France has just approved a policy proposed by President Francois Hollande’s to implement a 75 percent tax on high earners. The policy has been implemented in an effort to address the country’s budget gap.
Last year the Constitutional Council disapproved the proposal, but the government recently made a few changes to the proposal and the Council gave the “millionaire’s tax” the green light.
The Socialist government had initially planned on implementing the high tax rate directly on individuals but the court ruled that 66 percent is the legal maximum.
The government modified the proposal to make employers liable for part of the 75 percent tax on salaries above one million euros (1.375 million U.S. dollars) for this year and next.
There will be a cap at 5 percent of the company’s turnover.
The French Economy Ministry said the following in an e-mailed statement:
“The companies that pay out remuneration above 1 million euros will, as expected, be called upon for an effort of solidarity on remuneration paid in 2013 and 2014.”
The proposal has not been very well received by businesses and wealthy individuals, with the French film star Gerard Depardieu leaving the country in protest.

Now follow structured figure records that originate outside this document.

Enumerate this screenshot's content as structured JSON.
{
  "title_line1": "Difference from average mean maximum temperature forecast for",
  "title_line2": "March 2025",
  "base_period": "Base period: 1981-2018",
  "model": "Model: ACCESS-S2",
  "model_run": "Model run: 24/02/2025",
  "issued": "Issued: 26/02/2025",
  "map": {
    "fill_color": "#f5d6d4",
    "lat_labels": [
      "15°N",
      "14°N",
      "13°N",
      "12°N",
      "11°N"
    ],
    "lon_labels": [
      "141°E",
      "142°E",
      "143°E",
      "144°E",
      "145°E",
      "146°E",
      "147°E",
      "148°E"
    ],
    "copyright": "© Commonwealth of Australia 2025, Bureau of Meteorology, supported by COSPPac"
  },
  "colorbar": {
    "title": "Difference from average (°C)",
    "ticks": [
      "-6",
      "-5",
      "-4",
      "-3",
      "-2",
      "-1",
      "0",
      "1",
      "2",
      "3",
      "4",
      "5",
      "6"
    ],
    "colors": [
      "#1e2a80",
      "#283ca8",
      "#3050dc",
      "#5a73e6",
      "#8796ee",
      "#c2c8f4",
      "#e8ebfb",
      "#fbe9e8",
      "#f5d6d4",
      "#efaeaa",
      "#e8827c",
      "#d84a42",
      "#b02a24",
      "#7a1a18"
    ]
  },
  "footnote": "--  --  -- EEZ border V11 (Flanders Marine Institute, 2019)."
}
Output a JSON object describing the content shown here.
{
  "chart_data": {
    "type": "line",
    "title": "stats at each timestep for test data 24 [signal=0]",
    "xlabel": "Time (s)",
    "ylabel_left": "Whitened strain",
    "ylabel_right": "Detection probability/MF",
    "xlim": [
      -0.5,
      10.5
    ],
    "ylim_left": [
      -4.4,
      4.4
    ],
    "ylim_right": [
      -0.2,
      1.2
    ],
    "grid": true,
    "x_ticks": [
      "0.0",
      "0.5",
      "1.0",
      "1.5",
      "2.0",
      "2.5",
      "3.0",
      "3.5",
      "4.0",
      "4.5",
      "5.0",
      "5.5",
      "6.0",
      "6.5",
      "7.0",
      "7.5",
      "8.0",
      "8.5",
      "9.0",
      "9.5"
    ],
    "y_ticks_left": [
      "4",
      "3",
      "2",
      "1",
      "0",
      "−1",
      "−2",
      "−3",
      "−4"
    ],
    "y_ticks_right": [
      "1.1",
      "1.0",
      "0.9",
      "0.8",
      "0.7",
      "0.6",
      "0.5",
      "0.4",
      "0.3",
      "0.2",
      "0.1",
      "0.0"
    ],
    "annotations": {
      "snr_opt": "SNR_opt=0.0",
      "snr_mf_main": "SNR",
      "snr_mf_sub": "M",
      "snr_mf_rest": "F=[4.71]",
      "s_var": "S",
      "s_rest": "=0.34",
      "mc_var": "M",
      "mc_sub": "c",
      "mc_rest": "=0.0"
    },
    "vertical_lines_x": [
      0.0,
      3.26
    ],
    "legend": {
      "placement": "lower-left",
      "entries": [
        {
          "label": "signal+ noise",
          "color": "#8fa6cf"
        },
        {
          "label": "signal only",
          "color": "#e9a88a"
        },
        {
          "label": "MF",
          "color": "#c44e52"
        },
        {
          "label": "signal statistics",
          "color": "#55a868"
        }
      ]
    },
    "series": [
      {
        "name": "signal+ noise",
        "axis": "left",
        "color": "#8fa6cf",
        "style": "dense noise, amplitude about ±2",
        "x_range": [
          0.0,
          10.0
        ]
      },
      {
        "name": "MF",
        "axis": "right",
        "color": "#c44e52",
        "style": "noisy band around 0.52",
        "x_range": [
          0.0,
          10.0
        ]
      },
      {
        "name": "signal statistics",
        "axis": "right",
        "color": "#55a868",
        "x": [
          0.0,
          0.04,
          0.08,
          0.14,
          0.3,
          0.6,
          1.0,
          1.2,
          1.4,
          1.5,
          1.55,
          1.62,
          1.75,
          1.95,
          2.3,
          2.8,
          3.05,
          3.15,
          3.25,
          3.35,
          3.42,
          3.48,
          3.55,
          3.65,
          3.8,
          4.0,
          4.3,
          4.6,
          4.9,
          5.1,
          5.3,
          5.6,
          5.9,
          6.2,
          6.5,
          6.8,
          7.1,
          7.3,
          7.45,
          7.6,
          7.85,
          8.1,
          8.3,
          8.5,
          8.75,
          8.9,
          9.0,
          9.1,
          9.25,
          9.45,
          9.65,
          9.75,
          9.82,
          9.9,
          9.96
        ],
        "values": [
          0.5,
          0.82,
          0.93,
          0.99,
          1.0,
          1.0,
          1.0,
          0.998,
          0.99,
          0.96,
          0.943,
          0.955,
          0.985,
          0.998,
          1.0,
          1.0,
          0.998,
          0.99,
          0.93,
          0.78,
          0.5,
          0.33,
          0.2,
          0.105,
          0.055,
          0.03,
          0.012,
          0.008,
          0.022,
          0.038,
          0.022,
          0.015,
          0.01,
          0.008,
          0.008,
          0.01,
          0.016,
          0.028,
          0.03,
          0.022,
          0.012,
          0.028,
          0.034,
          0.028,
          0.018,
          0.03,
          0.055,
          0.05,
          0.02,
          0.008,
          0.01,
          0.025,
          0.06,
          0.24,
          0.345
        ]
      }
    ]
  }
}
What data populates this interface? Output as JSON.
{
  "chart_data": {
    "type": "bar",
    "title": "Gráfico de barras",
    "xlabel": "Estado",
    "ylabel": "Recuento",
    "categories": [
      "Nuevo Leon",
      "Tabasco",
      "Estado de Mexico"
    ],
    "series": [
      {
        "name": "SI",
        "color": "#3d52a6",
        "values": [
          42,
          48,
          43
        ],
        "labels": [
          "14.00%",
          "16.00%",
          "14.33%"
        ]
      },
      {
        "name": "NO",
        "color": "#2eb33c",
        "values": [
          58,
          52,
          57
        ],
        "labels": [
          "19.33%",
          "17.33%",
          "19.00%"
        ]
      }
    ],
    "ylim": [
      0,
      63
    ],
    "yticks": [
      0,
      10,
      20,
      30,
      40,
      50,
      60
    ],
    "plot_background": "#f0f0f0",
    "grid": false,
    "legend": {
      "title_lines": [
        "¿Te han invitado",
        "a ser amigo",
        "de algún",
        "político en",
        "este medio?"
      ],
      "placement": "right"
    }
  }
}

However, recent polls suggest that the majority of the country is for the temporary tax increase.
In an interview with the BBC, tax lawyer, Mr Tripet, expressed his concerns:
“I asked many of my clients who have children between 25 and 35, and nine-tenths of them are studying or working abroad. Certainly, France has got used to the ambitious and well qualified moving abroad in their 20s to make money and see the world.”
He added:
“It has always consoled itself with the thought that when they settle down and start a family, the excellent tax breaks for families, the education system and generous benefits will bring them home again. The danger is that very high tax rates make it less likely they will return.”